Two very important anniversaries are approaching - the 50th anniversary of Jack Bogle's entry into the mutual fund industry and the 25th anniversary of the indexed mutual fund. The two are intimately connected.
Mr. Bogle, the founder of the Vanguard Group in Valley Forge, Pa., began his career July 5, 1951, at the Wellington Fund of Boston. He started the first indexed mutual fund, then called the First Index Investment Trust and now called the Vanguard Index 500 Fund, in August 1976.
Mr. Bogle founded the Vanguard Group in 1974 after a dispute with Wellington Management Co. Vanguard was established to administer the 11 mutual funds managed and sold by Wellington.
Vanguard was prohibited from managing money by the terms of Mr. Bogle's agreement with Wellington after the split. But he soon realized Vanguard could not survive on administration fees alone and decided to start an indexed mutual fund.
When the directors of Wellington protested he was breaking the agreement, he pointed out that the index fund was not "managed."

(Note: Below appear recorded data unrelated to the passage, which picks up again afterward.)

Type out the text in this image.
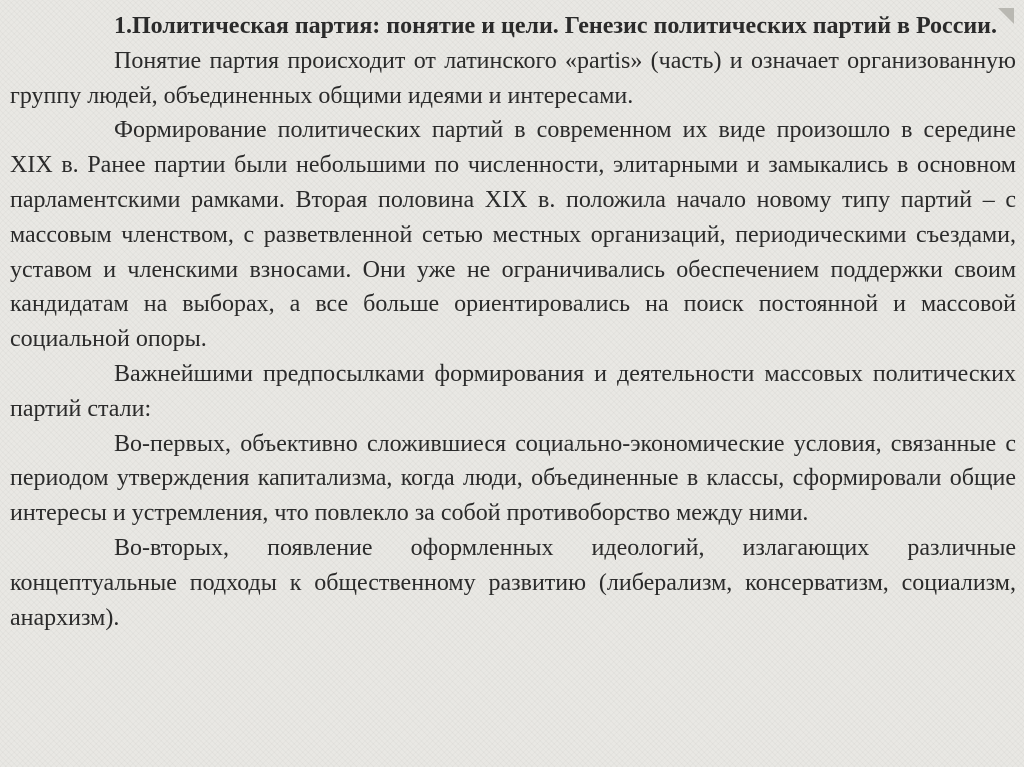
1.Политическая партия: понятие и цели. Генезис политических партий в России.

Понятие партия происходит от латинского «partis» (часть) и означает организованную группу людей, объединенных общими идеями и интересами.

Формирование политических партий в современном их виде произошло в середине XIX в. Ранее партии были небольшими по численности, элитарными и замыкались в основном парламентскими рамками. Вторая половина XIX в. положила начало новому типу партий – с массовым членством, с разветвленной сетью местных организаций, периодическими съездами, уставом и членскими взносами. Они уже не ограничивались обеспечением поддержки своим кандидатам на выборах, а все больше ориентировались на поиск постоянной и массовой социальной опоры.

Важнейшими предпосылками формирования и деятельности массовых политических партий стали:

Во-первых, объективно сложившиеся социально-экономические условия, связанные с периодом утверждения капитализма, когда люди, объединенные в классы, сформировали общие интересы и устремления, что повлекло за собой противоборство между ними.

Во-вторых, появление оформленных идеологий, излагающих различные концептуальные подходы к общественному развитию (либерализм, консерватизм, социализм, анархизм).
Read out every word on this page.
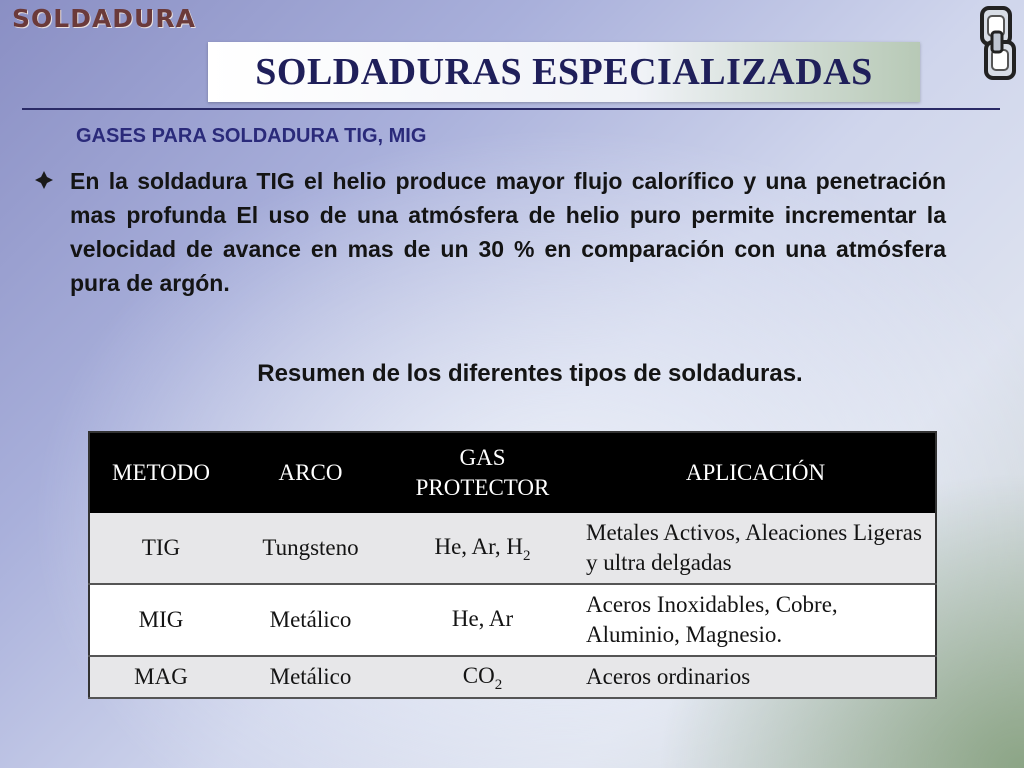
SOLDADURA
SOLDADURAS ESPECIALIZADAS
GASES PARA SOLDADURA TIG, MIG
En la soldadura TIG el helio produce mayor flujo calorífico y una penetración mas profunda El uso de una atmósfera de helio puro permite incrementar la velocidad de avance en mas de un 30 % en comparación con una atmósfera pura de argón.
Resumen de los diferentes tipos de soldaduras.
METODO	ARCO	GAS PROTECTOR	APLICACIÓN
TIG	Tungsteno	He, Ar, $H_2$	Metales Activos, Aleaciones Ligeras y ultra delgadas
MIG	Metálico	He, Ar	Aceros Inoxidables, Cobre, Aluminio, Magnesio.
MAG	Metálico	$CO_2$	Aceros ordinarios
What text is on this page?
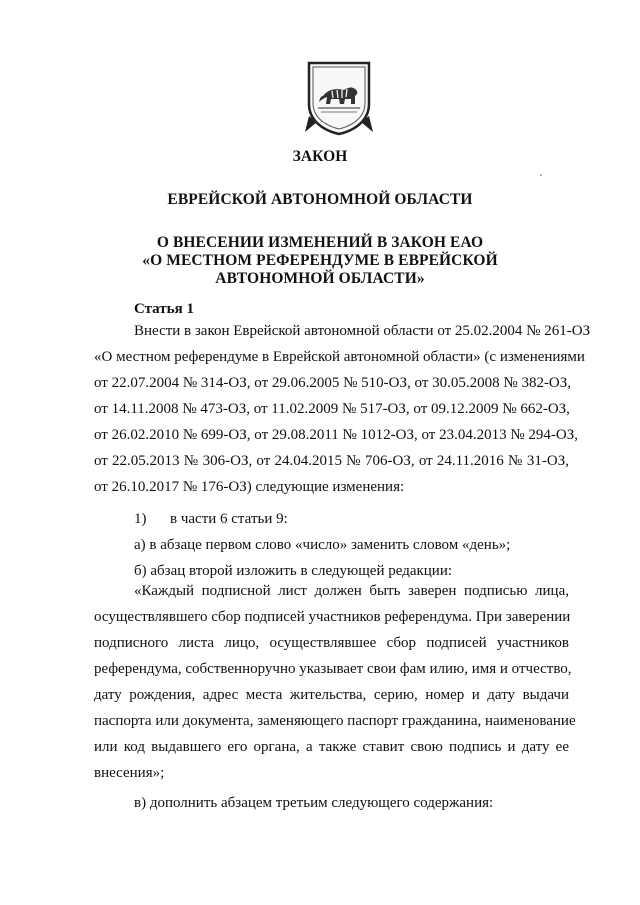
ЗАКОН
ЕВРЕЙСКОЙ АВТОНОМНОЙ ОБЛАСТИ
О ВНЕСЕНИИ ИЗМЕНЕНИЙ В ЗАКОН ЕАО
«О МЕСТНОМ РЕФЕРЕНДУМЕ В ЕВРЕЙСКОЙ
АВТОНОМНОЙ ОБЛАСТИ»
Статья 1
Внести в закон Еврейской автономной области от 25.02.2004 № 261-ОЗ
«О местном референдуме в Еврейской автономной области» (с изменениями
от 22.07.2004 № 314-ОЗ, от 29.06.2005 № 510-ОЗ, от 30.05.2008 № 382-ОЗ,
от 14.11.2008 № 473-ОЗ, от 11.02.2009 № 517-ОЗ, от 09.12.2009 № 662-ОЗ,
от 26.02.2010 № 699-ОЗ, от 29.08.2011 № 1012-ОЗ, от 23.04.2013 № 294-ОЗ,
от 22.05.2013 № 306-ОЗ, от 24.04.2015 № 706-ОЗ, от 24.11.2016 № 31-ОЗ,
от 26.10.2017 № 176-ОЗ) следующие изменения:
1) в части 6 статьи 9:
а) в абзаце первом слово «число» заменить словом «день»;
б) абзац второй изложить в следующей редакции:
«Каждый подписной лист должен быть заверен подписью лица,
осуществлявшего сбор подписей участников референдума. При заверении
подписного листа лицо, осуществлявшее сбор подписей участников
референдума, собственноручно указывает свои фам илию, имя и отчество,
дату рождения, адрес места жительства, серию, номер и дату выдачи
паспорта или документа, заменяющего паспорт гражданина, наименование
или код выдавшего его органа, а также ставит свою подпись и дату ее
внесения»;
в) дополнить абзацем третьим следующего содержания:
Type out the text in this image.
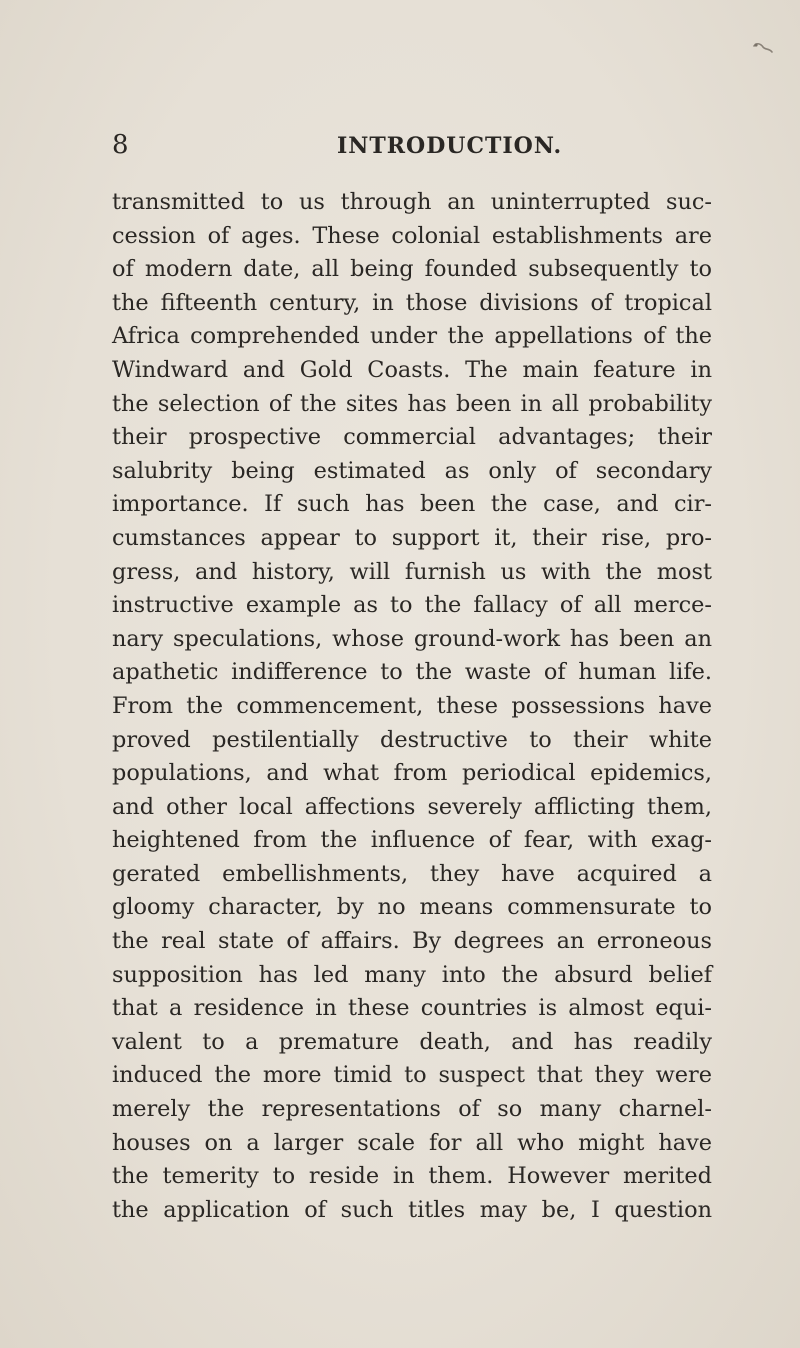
8	INTRODUCTION.
transmitted to us through an uninterrupted suc-
cession of ages. These colonial establishments are
of modern date, all being founded subsequently to
the fifteenth century, in those divisions of tropical
Africa comprehended under the appellations of the
Windward and Gold Coasts. The main feature in
the selection of the sites has been in all probability
their prospective commercial advantages; their
salubrity being estimated as only of secondary
importance. If such has been the case, and cir-
cumstances appear to support it, their rise, pro-
gress, and history, will furnish us with the most
instructive example as to the fallacy of all merce-
nary speculations, whose ground-work has been an
apathetic indifference to the waste of human life.
From the commencement, these possessions have
proved pestilentially destructive to their white
populations, and what from periodical epidemics,
and other local affections severely afflicting them,
heightened from the influence of fear, with exag-
gerated embellishments, they have acquired a
gloomy character, by no means commensurate to
the real state of affairs. By degrees an erroneous
supposition has led many into the absurd belief
that a residence in these countries is almost equi-
valent to a premature death, and has readily
induced the more timid to suspect that they were
merely the representations of so many charnel-
houses on a larger scale for all who might have
the temerity to reside in them. However merited
the application of such titles may be, I question
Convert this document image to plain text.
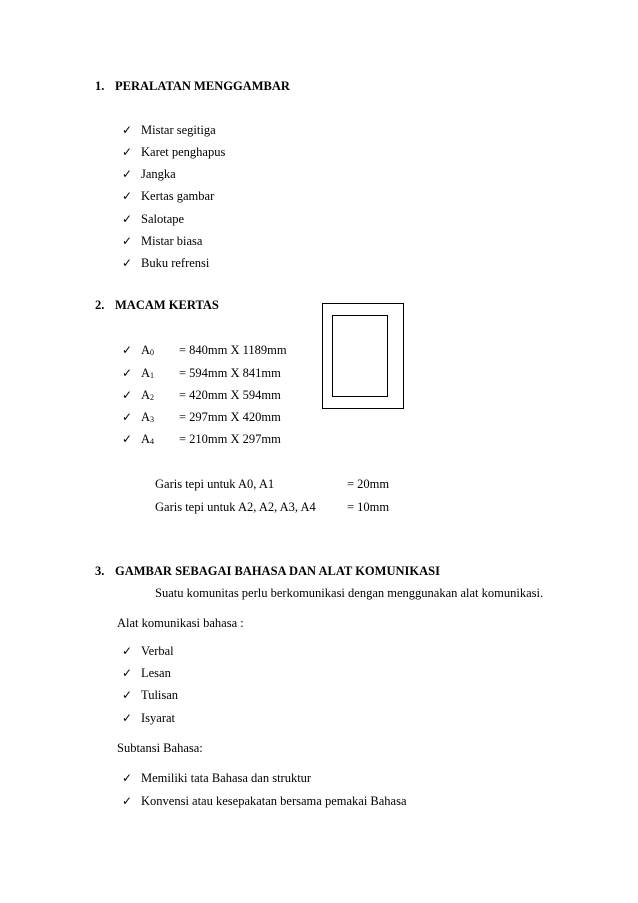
1. PERALATAN MENGGAMBAR
✓ Mistar segitiga
✓ Karet penghapus
✓ Jangka
✓ Kertas gambar
✓ Salotape
✓ Mistar biasa
✓ Buku refrensi
2. MACAM KERTAS
✓ $A_0 = 840mm$ X 1189mm
✓ $A_1 = 594mm$ X 841mm
✓ $A_2 = 420mm$ X 594mm
✓ $A_3 = 297mm$ X 420mm
✓ $A_4 = 210mm$ X 297mm
Garis tepi untuk A0, A1	= 20mm
Garis tepi untuk A2, A2, A3, A4 = 10mm
3. GAMBAR SEBAGAI BAHASA DAN ALAT KOMUNIKASI
Suatu komunitas perlu berkomunikasi dengan menggunakan alat komunikasi.
Alat komunikasi bahasa :
✓ Verbal
✓ Lesan
✓ Tulisan
✓ Isyarat
Subtansi Bahasa:
✓ Memiliki tata Bahasa dan struktur
✓ Konvensi atau kesepakatan bersama pemakai Bahasa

For his troubles in starting the index fund, he received a great deal of criticism and scorn. He was accused of enticing investors to settle for "mediocrity," and the index fund was called "Bogle's folly."
Mr. Bogle paid no attention to the critics. The research he had done on mutual funds for his dissertation at Princeton University and his experience at Wellington had convinced him that mutual funds had a hard time beating the market.
He also was influenced by an article written by Paul Samuelson, the Nobel Prize-winning economist, making the same point and one by Charles D. Ellis, founder of Greenwich Associates, a financial consulting firm, about investment management being "the loser's game." And he was aware of the index funds that had been started by Wells Fargo Bank and Trust, San Francisco, and American National Bank and Trust, Chicago.
One obvious reason for the failure of actively managed funds is that they incur costs the market index does not incur, such as trading costs. Add management fees of 1% or more, and the mutual fund investor was unlikely to beat the index even before taxes. Because there was no portfolio manager to pay and no analysts, the costs of the index fund could be reduced even more. Mr. Bogle was able to offer his indexed mutual fund at a management fee of 0.45%, compared with an average for actively managed funds of 1.3%. It now is even lower, at 0.18%.
Now the fund has $92 billion, and it is the world's largest mutual fund.
Mr. Bogle's importance to investors goes far beyond the index funds. There is little doubt that his hectoring of the industry over its excessive fees, combined with the price competition offered by the index funds, has helped slow the rise of mutual fund fees in general.
He continues to point out that while mutual fund assets have grown enormously, presumably bringing great economies of scale, mutual fund management fees actually have increased to an average of 1.6%, from the 0.78% charged in 1950.
Imagine what the fees might be without Jack Bogle to help hold them down. Imagine what that would mean to 401(k) and IRA investors. Imagine what the investment industry would be like without him. Unthinkable!